While it was not clear at the time, the anti-Muslim riots in Aluthgama in 2014 determined the trajectory of this country. It galvanized the Muslim community to abandon en masse the Rajapaksa regime and its tribal governance.
Here we are again at a crossroads in history. The path our national leaders choose will determine Sri Lanka’s future. Since the local government election, authoritarianism and the politics of division are knocking once more at the window. The ultra-nationalist slogans of the Pohottuwa faction, and its electoral gains, have no doubt emboldened its pet monsters, and given them impetus to ride bravely through our streets again, spreading hate and fear.

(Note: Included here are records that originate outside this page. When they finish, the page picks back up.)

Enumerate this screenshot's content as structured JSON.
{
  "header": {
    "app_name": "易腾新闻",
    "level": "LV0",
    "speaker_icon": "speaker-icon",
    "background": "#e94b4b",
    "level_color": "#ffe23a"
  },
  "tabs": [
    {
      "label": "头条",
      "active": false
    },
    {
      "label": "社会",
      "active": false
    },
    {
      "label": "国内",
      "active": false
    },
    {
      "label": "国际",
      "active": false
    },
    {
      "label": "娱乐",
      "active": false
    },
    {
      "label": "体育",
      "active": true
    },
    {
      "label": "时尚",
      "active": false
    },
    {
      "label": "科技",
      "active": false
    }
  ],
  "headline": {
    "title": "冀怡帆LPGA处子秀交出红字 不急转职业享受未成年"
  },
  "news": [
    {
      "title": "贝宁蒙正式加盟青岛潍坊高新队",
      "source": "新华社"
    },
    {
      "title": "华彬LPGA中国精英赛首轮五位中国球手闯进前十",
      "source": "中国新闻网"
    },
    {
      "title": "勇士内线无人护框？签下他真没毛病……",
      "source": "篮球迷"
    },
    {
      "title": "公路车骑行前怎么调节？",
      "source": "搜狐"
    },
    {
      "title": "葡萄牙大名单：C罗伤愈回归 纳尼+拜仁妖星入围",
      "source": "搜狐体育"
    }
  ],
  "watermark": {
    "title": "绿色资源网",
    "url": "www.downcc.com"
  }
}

If the political leadership fails to tackle simmering ethno-religious tensions head on and act against the purveyors of hate and violence, history will repeat itself and this country will slide back into the abyss of war and civil strife. We know that those who start wars rarely have to end them. The price of those wars will be paid in the blood and tears of another generation of Sri Lankans, long after today’s leaders have taken leave of the political stage.
After 30 years of civil war, and the installation of a repressive regime, democratic resurgence came at a high price back in 2015. Lives were literally on the line when the Republic was fought for and wrested back from an autocrat. Sri Lanka cannot afford another slide into authoritarianism and state sponsored racism. This time, it will herald an era of darkness worse than the last.